Quand, venu de Hambourg, le photographe allemand Frank Habicht arrive à Londres c’est l’époque du Swinging London. Une sorte de révolution culturelle y fleurit. Derrière les Beatles toute une génération s’ose. Soudain des passages sont possibles. Habicht sait que rien ne reste à dire mais beaucoup à photographier. Surtout le mystère que la jeunesse porte sur et en elle.
Les corps se libèrent, et en dépit d’une crise latente, ils se fondent dans une forme de révolte et d’espoir. Ce dernier semble proche mais il est pour beaucoup déjà lointain. Restent le noir qui fascine, le blanc qui tue, l’opposition créatrice constante de l’infini possible et du néant. Avec Habicht le corps devient cette présence qui ose la “satisfaction” chantée par les Rolling Stones. Existe donc dans ce livre une page d’histoire qui à la fois n’en finit pas mais est bel et bien refermée.
L’objectif de l’appareil ne saisit pas seulement des corps, mais la part de désir enfoui au plus intime de l’être. La seule clé est celle de l’abandon à l’instant.
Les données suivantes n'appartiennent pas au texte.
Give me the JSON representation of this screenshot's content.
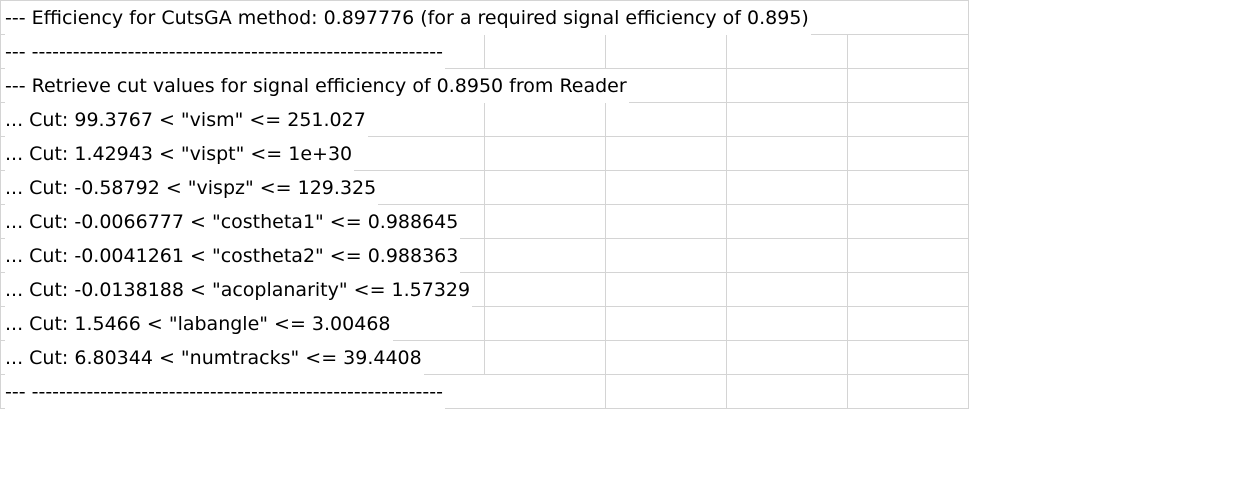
{
  "sheet": {
    "rows": [
      "--- Efficiency for CutsGA method: 0.897776 (for a required signal efficiency of 0.895)",
      "--- ------------------------------------------------------------",
      "--- Retrieve cut values for signal efficiency of 0.8950 from Reader",
      "... Cut: 99.3767 < \"vism\" <= 251.027",
      "... Cut: 1.42943 < \"vispt\" <= 1e+30",
      "... Cut: -0.58792 < \"vispz\" <= 129.325",
      "... Cut: -0.0066777 < \"costheta1\" <= 0.988645",
      "... Cut: -0.0041261 < \"costheta2\" <= 0.988363",
      "... Cut: -0.0138188 < \"acoplanarity\" <= 1.57329",
      "... Cut: 1.5466 < \"labangle\" <= 3.00468",
      "... Cut: 6.80344 < \"numtracks\" <= 39.4408",
      "--- ------------------------------------------------------------"
    ]
  }
}
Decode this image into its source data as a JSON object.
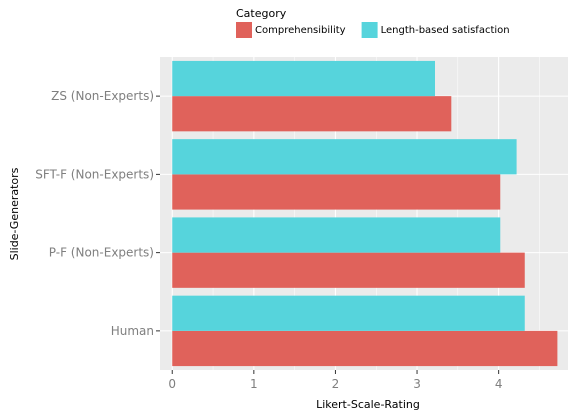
{
  "chart_data": {
    "type": "bar",
    "orientation": "horizontal",
    "categories": [
      "ZS (Non-Experts)",
      "SFT-F (Non-Experts)",
      "P-F (Non-Experts)",
      "Human"
    ],
    "series": [
      {
        "name": "Comprehensibility",
        "values": [
          3.42,
          4.02,
          4.32,
          4.72
        ],
        "color": "#e0625b"
      },
      {
        "name": "Length-based satisfaction",
        "values": [
          3.22,
          4.22,
          4.02,
          4.32
        ],
        "color": "#56d4dc"
      }
    ],
    "xlabel": "Likert-Scale-Rating",
    "ylabel": "Slide-Generators",
    "xlim": [
      -0.15,
      4.85
    ],
    "xticks": [
      "0",
      "1",
      "2",
      "3",
      "4"
    ],
    "grid": true,
    "legend_title": "Category",
    "legend_position": "top"
  }
}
Elle contient aussi sa sensation qui persiste, l’énergie du mouvement même s’il semble presque impossible. Et c’est ainsi que le photographe rejoint le mythe de la création en tant que lutte contre l’absence à soi comme à l’autre.
Tout rappelle ici Antonioni de Blow-up mais en noir et blanc. Quant aux femmes, ce sont toutes des Monica Vitti, l’égérie du cinéaste. Leurs minijupes semblent l’ultime tissu du monde, l’inverse de sa ténèbre et l’extase troublante qui décourage les mots.
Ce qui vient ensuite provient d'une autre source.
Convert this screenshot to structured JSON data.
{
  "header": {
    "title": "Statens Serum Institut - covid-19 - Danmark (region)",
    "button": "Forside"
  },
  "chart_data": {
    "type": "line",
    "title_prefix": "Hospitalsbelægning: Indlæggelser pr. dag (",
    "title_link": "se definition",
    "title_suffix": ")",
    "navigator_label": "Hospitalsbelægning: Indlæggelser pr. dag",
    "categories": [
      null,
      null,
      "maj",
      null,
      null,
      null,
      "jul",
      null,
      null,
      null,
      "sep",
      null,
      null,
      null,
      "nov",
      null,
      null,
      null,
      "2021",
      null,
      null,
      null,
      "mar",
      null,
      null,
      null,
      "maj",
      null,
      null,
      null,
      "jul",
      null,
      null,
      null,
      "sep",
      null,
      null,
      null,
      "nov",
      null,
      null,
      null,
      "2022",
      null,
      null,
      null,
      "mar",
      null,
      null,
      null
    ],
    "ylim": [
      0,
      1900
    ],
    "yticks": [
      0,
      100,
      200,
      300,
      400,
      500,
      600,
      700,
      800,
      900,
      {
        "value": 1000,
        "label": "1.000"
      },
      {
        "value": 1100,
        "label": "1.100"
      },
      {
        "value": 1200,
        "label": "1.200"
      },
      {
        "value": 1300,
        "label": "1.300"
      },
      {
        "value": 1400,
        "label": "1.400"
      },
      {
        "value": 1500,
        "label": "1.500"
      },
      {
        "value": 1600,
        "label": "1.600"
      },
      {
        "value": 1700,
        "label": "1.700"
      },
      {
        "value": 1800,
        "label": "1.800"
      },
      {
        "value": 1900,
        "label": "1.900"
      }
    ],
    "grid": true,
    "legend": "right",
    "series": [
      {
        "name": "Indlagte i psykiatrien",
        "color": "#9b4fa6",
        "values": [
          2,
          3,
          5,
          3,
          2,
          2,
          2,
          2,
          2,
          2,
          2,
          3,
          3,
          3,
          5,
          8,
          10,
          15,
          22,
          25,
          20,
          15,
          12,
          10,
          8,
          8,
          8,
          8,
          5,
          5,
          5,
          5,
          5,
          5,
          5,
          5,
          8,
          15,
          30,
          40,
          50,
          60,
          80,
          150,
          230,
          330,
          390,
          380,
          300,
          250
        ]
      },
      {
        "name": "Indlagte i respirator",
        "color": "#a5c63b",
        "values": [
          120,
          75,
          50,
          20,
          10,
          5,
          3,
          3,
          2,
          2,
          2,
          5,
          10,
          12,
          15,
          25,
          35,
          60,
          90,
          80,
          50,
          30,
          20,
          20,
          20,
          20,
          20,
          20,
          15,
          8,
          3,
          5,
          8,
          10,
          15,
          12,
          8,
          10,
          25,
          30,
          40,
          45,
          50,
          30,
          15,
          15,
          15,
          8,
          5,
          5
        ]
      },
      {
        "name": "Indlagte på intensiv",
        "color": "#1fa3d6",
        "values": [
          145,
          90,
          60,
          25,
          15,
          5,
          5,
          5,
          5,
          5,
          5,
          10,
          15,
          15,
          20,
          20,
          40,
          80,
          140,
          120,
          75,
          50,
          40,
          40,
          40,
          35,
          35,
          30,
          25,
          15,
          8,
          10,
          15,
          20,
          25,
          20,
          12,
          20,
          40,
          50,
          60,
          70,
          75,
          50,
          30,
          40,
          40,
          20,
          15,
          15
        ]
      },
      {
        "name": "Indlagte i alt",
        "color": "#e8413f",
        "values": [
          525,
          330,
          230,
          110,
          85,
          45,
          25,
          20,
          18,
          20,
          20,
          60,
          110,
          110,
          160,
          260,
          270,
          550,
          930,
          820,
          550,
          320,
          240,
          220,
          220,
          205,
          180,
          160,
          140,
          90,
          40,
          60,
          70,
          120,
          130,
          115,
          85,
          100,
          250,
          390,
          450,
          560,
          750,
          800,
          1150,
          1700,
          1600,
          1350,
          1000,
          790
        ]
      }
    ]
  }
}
D’une certaine manière, lors de son passage dans la Perfide Albion et avant de s’exiler en Nouvelle Zélande, le photographe allemand aura franchi le seuil d’une histoire très ancienne. Celle de l’image. Celles des grandes marées et de la Belle au Bois Dormant du côté de King’s Road.
Dans cette ménagerie de verre aux baisers éphémères remonte un monde empreint du martèlement des rythmes binaires tandis que, sous la pluie de Londres qui tissait les vitre des boutiques de Carnaby Street, des doigts de fée devenaient de tendres pétales maquillées de noir pour que la joie demeure.
jean-paul gavard-perret
Frank Habicht, As it was, Hatje Cantz, Berlin, 2018, 244 p. — 50,00 €.